Budget 20 - Libraries, $1.45 million. There was a question about library fines. Three very long-winded speakers felt the need to debate the Fox Library. The budget passed.
Budget 21 - Human Services, $514k. There was discussion about the cuts in clerical staff and whether services could be maintained. The budget passed.
Budget 22 - Non-contributory retirement, $320k. The budget passed unanimously.
Budget 23 - Contributory retirement, $5.55M. The budget passed.
Budget 24 - Insurance, $12.9M. The budget passed unanimously (after it was pointed out that 2/3 vote was necessary).
Budget 25 - Reserve fund, $400k. The budget passed.
Enterprise Fund A - Water and Sewer, $12.8M. The budget passed.
Enterprise Fund B - Recreation, $400k. I voted no on the amendment and the final. I think that user fees for fields are a really good idea. It frustrates me that we're not ready to implement them this year - we really need them.

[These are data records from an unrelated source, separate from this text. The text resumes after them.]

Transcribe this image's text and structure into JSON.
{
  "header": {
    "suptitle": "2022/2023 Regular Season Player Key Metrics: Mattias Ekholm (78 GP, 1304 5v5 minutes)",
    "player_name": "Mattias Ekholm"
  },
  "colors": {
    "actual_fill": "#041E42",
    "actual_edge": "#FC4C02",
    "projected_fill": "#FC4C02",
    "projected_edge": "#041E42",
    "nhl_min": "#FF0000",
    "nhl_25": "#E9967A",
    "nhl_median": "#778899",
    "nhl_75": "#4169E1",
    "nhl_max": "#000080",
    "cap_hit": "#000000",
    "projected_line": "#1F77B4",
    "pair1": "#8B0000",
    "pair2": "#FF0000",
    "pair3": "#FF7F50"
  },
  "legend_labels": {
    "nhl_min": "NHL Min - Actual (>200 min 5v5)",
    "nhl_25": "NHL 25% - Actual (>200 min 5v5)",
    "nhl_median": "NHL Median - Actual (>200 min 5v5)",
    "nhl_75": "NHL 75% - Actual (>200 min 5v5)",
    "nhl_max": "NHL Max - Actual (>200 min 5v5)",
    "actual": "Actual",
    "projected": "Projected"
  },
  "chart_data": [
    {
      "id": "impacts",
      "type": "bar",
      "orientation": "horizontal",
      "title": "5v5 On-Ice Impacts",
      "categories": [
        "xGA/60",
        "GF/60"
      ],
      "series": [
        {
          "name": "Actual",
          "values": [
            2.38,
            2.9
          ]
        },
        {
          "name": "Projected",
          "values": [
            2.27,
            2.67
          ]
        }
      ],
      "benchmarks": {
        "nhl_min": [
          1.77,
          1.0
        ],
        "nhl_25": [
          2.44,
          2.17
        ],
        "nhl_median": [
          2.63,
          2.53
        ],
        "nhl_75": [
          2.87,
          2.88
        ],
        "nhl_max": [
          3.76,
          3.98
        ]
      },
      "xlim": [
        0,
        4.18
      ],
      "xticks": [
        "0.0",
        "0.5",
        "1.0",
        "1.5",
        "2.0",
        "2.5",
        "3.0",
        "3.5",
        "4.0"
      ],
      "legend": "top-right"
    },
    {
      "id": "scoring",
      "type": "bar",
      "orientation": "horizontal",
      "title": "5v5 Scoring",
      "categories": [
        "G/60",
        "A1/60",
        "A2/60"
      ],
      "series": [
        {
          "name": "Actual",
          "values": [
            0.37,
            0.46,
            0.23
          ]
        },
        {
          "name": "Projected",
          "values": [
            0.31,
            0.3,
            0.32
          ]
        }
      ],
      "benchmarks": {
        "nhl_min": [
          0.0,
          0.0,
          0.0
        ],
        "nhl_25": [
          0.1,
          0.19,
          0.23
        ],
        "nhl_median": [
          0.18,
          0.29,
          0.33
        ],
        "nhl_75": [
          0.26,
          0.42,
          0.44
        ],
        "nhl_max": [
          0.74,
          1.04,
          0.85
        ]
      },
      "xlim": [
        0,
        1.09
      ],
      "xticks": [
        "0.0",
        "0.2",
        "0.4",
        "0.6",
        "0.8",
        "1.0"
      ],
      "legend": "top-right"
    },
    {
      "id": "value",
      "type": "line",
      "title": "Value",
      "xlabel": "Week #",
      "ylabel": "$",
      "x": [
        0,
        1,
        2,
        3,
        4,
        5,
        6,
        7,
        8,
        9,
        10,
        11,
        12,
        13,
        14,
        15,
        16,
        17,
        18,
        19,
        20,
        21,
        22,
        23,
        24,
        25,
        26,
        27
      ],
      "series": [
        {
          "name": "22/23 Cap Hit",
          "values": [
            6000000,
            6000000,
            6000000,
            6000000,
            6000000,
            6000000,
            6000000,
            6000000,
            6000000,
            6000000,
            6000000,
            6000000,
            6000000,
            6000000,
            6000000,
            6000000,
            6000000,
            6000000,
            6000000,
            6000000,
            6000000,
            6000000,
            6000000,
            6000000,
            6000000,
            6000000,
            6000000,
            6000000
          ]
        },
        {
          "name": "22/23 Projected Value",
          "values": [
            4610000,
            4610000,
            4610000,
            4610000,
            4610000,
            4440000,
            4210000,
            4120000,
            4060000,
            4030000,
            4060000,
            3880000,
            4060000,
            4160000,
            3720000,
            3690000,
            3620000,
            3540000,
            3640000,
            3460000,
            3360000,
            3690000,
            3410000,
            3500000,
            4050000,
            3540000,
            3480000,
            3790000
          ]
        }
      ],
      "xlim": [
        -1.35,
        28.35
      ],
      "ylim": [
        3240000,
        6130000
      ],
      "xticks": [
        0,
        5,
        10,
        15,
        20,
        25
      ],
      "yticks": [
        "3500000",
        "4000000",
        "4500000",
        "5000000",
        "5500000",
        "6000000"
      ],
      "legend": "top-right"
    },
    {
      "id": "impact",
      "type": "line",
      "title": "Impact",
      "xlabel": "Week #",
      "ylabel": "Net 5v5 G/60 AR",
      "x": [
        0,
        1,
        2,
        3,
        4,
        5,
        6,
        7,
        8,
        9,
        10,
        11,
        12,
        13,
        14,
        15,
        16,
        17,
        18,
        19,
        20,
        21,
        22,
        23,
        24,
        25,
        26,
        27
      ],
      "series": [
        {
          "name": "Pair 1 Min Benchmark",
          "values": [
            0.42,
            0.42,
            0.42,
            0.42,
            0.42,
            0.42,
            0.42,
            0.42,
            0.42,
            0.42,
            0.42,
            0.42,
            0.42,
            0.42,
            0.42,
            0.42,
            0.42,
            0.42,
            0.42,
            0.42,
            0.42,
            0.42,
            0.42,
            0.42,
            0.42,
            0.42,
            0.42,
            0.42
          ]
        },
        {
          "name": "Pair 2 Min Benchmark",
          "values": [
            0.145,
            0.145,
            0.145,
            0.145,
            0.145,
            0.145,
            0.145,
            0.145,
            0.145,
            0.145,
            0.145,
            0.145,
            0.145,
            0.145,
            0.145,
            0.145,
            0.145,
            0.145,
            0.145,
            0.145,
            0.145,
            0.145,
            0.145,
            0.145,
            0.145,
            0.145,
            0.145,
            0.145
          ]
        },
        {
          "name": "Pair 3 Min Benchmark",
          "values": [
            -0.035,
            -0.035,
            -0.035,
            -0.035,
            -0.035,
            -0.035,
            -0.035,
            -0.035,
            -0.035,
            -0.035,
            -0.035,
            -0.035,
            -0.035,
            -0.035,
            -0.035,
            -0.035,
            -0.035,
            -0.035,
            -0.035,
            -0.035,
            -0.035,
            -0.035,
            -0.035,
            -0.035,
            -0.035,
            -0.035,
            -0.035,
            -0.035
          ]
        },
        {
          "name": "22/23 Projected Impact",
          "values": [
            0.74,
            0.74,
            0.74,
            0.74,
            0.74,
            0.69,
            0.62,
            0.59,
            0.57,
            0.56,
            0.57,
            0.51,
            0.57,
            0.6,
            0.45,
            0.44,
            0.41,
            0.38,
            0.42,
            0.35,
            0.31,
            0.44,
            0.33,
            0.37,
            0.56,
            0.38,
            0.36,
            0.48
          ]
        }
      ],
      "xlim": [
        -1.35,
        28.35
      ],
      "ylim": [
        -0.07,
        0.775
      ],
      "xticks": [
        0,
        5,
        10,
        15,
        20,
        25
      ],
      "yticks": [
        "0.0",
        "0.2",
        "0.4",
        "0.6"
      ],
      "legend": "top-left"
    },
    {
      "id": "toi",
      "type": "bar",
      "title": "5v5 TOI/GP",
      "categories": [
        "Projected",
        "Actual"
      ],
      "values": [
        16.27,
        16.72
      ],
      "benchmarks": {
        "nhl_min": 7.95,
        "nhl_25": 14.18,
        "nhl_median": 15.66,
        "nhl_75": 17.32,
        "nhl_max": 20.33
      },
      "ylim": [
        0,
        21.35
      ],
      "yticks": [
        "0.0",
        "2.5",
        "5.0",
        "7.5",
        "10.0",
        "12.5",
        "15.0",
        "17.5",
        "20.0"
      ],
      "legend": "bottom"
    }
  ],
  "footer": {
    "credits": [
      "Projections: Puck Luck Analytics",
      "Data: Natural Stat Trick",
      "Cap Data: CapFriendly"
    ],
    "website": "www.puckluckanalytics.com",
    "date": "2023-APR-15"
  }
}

The budget passed.
Enterprise Fund C - Veteran's Rink, $400k. The budget passed.
Enterprise Fund D - Council on Aging Transport, $100k. The budget passed.
Enterprise Fund E - Youth Services, $200k. The budget passed.
Mr. Tosti, Mr. Deyst, and Mr. Gilligan gave notice of reconsideration on all budgets; Mr. McCabe gave notice for budget 21; someone whose name I did not get also gave notice for 21.
It was determined that progress had been too slow tonight, and a meeting on Wednesday would be necessary. Meeting adjourned.